RIV Capital, a Toronto-based investment firm bankrolled in part by the Hawthorne Collective, a cannabis-focused subsidiary of Scotts, announced the settlement in a news release Thursday.
Scotts has funded legalization efforts in the Northeast and is trying to enter the retail cannabis market in that part of the country.
Last March, RIV Capital announced it had struck a deal to purchase Etain Health for $247 million.
Etain is one of the 10 vertically integrated medical marijuana companies allowed in New York state under current law.
The company has locations in midtown Manhattan as well as upstate.
RIV used $150 million from Ohio-based Hawthorne to close the Etain deal.
While vertically integrated companies in New York are currently locked out of the adult-use market, over the long term, the state has the potential to become one of the largest marijuana markets in the U.S.

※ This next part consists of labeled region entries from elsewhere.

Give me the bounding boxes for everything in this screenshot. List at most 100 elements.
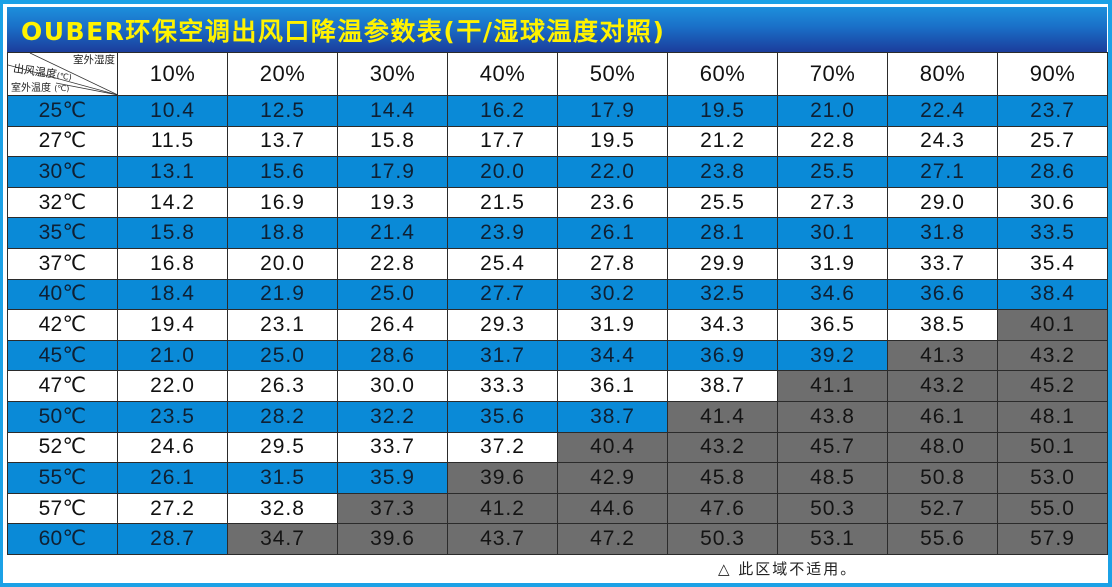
not-applicable-value-cell: 50.3 bbox=[777, 492, 888, 525]
table-row: 42℃ 19.4 23.1 26.4 29.3 31.9 34.3 36.5 38.5 40.1 bbox=[7, 309, 1108, 341]
footnote-not-applicable: △ 此区域不适用。 bbox=[718, 560, 858, 578]
outdoor-temperature-cell: 27℃ bbox=[7, 125, 118, 158]
title-bar: OUBER环保空调出风口降温参数表(干/湿球温度对照) bbox=[7, 7, 1107, 52]
outlet-temperature-cell: 23.8 bbox=[667, 156, 778, 188]
outlet-temperature-cell: 20.0 bbox=[447, 156, 558, 188]
outlet-temperature-cell: 27.3 bbox=[777, 186, 888, 219]
outlet-temperature-cell: 17.7 bbox=[447, 125, 558, 158]
humidity-header: 20% bbox=[227, 52, 338, 96]
page-title: OUBER环保空调出风口降温参数表(干/湿球温度对照) bbox=[21, 16, 666, 46]
outdoor-temperature-cell: 45℃ bbox=[7, 339, 118, 372]
outlet-temperature-cell: 25.0 bbox=[337, 278, 448, 311]
outlet-temperature-cell: 21.2 bbox=[667, 125, 778, 158]
not-applicable-value-cell: 39.6 bbox=[447, 462, 558, 494]
not-applicable-value-cell: 41.4 bbox=[667, 400, 778, 433]
humidity-header: 80% bbox=[887, 52, 998, 96]
outdoor-temperature-cell: 25℃ bbox=[7, 95, 118, 127]
not-applicable-value-cell: 53.0 bbox=[997, 462, 1108, 494]
outlet-temperature-cell: 16.2 bbox=[447, 95, 558, 127]
outlet-temperature-cell: 31.5 bbox=[227, 462, 338, 494]
outdoor-temperature-cell: 37℃ bbox=[7, 247, 118, 280]
outlet-temperature-cell: 14.2 bbox=[117, 186, 228, 219]
outdoor-humidity-label: 室外湿度 bbox=[73, 54, 115, 66]
outlet-temperature-cell: 21.9 bbox=[227, 278, 338, 311]
outlet-temperature-cell: 33.7 bbox=[887, 247, 998, 280]
table-row: 30℃ 13.1 15.6 17.9 20.0 22.0 23.8 25.5 27.1 28.6 bbox=[7, 156, 1108, 188]
outlet-temperature-cell: 33.7 bbox=[337, 431, 448, 464]
not-applicable-value-cell: 37.3 bbox=[337, 492, 448, 525]
outlet-temperature-cell: 25.5 bbox=[777, 156, 888, 188]
humidity-header: 10% bbox=[117, 52, 228, 96]
outlet-temperature-unit: (℃) bbox=[56, 71, 73, 83]
outdoor-temperature-text: 室外温度 bbox=[11, 83, 51, 94]
table-row: 50℃ 23.5 28.2 32.2 35.6 38.7 41.4 43.8 46.1 48.1 bbox=[7, 400, 1108, 433]
humidity-header: 40% bbox=[447, 52, 558, 96]
table-row: 52℃ 24.6 29.5 33.7 37.2 40.4 43.2 45.7 48.0 50.1 bbox=[7, 431, 1108, 464]
outlet-temperature-cell: 15.6 bbox=[227, 156, 338, 188]
not-applicable-value-cell: 52.7 bbox=[887, 492, 998, 525]
outlet-temperature-cell: 19.4 bbox=[117, 309, 228, 341]
outlet-temperature-cell: 25.5 bbox=[667, 186, 778, 219]
outlet-temperature-cell: 35.6 bbox=[447, 400, 558, 433]
outdoor-temperature-cell: 50℃ bbox=[7, 400, 118, 433]
outlet-temperature-cell: 30.0 bbox=[337, 370, 448, 402]
outlet-temperature-cell: 13.7 bbox=[227, 125, 338, 158]
not-applicable-value-cell: 41.2 bbox=[447, 492, 558, 525]
outlet-temperature-cell: 36.6 bbox=[887, 278, 998, 311]
outlet-temperature-cell: 33.3 bbox=[447, 370, 558, 402]
humidity-header: 50% bbox=[557, 52, 668, 96]
table-row: 60℃ 28.7 34.7 39.6 43.7 47.2 50.3 53.1 55.6 57.9 bbox=[7, 523, 1108, 555]
not-applicable-value-cell: 47.2 bbox=[557, 523, 668, 555]
outlet-temperature-cell: 22.0 bbox=[557, 156, 668, 188]
outlet-temperature-cell: 33.5 bbox=[997, 217, 1108, 249]
outlet-temperature-cell: 29.9 bbox=[667, 247, 778, 280]
outlet-temperature-cell: 21.5 bbox=[447, 186, 558, 219]
outlet-temperature-cell: 29.5 bbox=[227, 431, 338, 464]
not-applicable-value-cell: 43.2 bbox=[887, 370, 998, 402]
table-row: 47℃ 22.0 26.3 30.0 33.3 36.1 38.7 41.1 43.2 45.2 bbox=[7, 370, 1108, 402]
outlet-temperature-cell: 29.3 bbox=[447, 309, 558, 341]
outlet-temperature-cell: 21.4 bbox=[337, 217, 448, 249]
corner-header-cell: 室外湿度 出风温度(℃) 室外温度 (℃) bbox=[7, 52, 118, 96]
outdoor-temperature-cell: 30℃ bbox=[7, 156, 118, 188]
table-row: 37℃ 16.8 20.0 22.8 25.4 27.8 29.9 31.9 33.7 35.4 bbox=[7, 247, 1108, 280]
outlet-temperature-cell: 36.5 bbox=[777, 309, 888, 341]
outlet-temperature-cell: 16.8 bbox=[117, 247, 228, 280]
outlet-temperature-cell: 21.0 bbox=[117, 339, 228, 372]
outlet-temperature-cell: 20.0 bbox=[227, 247, 338, 280]
not-applicable-value-cell: 45.7 bbox=[777, 431, 888, 464]
outlet-temperature-cell: 17.9 bbox=[557, 95, 668, 127]
not-applicable-value-cell: 50.3 bbox=[667, 523, 778, 555]
outlet-temperature-cell: 35.9 bbox=[337, 462, 448, 494]
outlet-temperature-cell: 19.5 bbox=[667, 95, 778, 127]
outdoor-temperature-cell: 40℃ bbox=[7, 278, 118, 311]
outlet-temperature-cell: 34.6 bbox=[777, 278, 888, 311]
outlet-temperature-cell: 28.6 bbox=[997, 156, 1108, 188]
not-applicable-value-cell: 43.2 bbox=[667, 431, 778, 464]
outdoor-temperature-unit: (℃) bbox=[54, 84, 70, 93]
table-row: 32℃ 14.2 16.9 19.3 21.5 23.6 25.5 27.3 29.0 30.6 bbox=[7, 186, 1108, 219]
outlet-temperature-cell: 27.7 bbox=[447, 278, 558, 311]
not-applicable-value-cell: 48.0 bbox=[887, 431, 998, 464]
not-applicable-value-cell: 46.1 bbox=[887, 400, 998, 433]
humidity-header: 90% bbox=[997, 52, 1108, 96]
outlet-temperature-cell: 31.8 bbox=[887, 217, 998, 249]
outlet-temperature-cell: 26.1 bbox=[117, 462, 228, 494]
outlet-temperature-cell: 23.5 bbox=[117, 400, 228, 433]
outlet-temperature-cell: 19.3 bbox=[337, 186, 448, 219]
outlet-temperature-cell: 24.6 bbox=[117, 431, 228, 464]
outlet-temperature-cell: 28.6 bbox=[337, 339, 448, 372]
outlet-temperature-cell: 22.8 bbox=[337, 247, 448, 280]
outlet-temperature-cell: 19.5 bbox=[557, 125, 668, 158]
outlet-temperature-cell: 22.8 bbox=[777, 125, 888, 158]
not-applicable-value-cell: 40.4 bbox=[557, 431, 668, 464]
not-applicable-value-cell: 47.6 bbox=[667, 492, 778, 525]
cooling-parameter-table: 室外湿度 出风温度(℃) 室外温度 (℃) 10% 20% 30% 40% 50… bbox=[7, 52, 1108, 555]
outlet-temperature-cell: 23.6 bbox=[557, 186, 668, 219]
not-applicable-value-cell: 41.3 bbox=[887, 339, 998, 372]
outdoor-temperature-cell: 60℃ bbox=[7, 523, 118, 555]
not-applicable-value-cell: 43.7 bbox=[447, 523, 558, 555]
outlet-temperature-cell: 30.1 bbox=[777, 217, 888, 249]
outlet-temperature-cell: 21.0 bbox=[777, 95, 888, 127]
outlet-temperature-cell: 14.4 bbox=[337, 95, 448, 127]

The legal wrangling over Etain stems from the fact that RIV Capital’s leading shareholder is Jason Wild, the executive chair of TerrAscend.
Wild holds almost 20% of RIV’s shares through an investment advisory firm he controls called JW Asset Management.
TerrAscend has licenses in six states, including New Jersey, where the company operates three stores “adjacent to” New York City, the company reported in an August 2022 investor deck.
That would put TerrAscend and Etain in competition for the cannabis market in the northern New Jersey-New York City metro area.
Last year, according to a lawsuit filed earlier this month by attorneys for Hawthorne against JW Asset Management, Wild “tried to stop” RIV’s purchase for “TerrAscend’s benefit” and in violation of federal antitrust law.
In its release Thursday, RIV Capital said it agreed in effect to pay Wild $19.6 million for the company’s shares “currently owned or controlled by” JW Asset Management “and its affiliates.”
RIV Capital also said the pending lawsuit had been settled.
In return, Wild “and JWAM have agreed, among other things, not to take any action that would interfere with” Hawthorne’s investment at RIV, according to the release.
An MJBizDaily request for comment sent to Hawthorne via the company’s attorney of record, Peter Safirstein, was not immediately returned.
Mark Sim, RIV’s president, said in a statement that the settlement will allow the company to “focus on continuing to operationalize New York, in addition to exploring a range of opportunities inside and outside of New York as we seek to build our platform going forward.”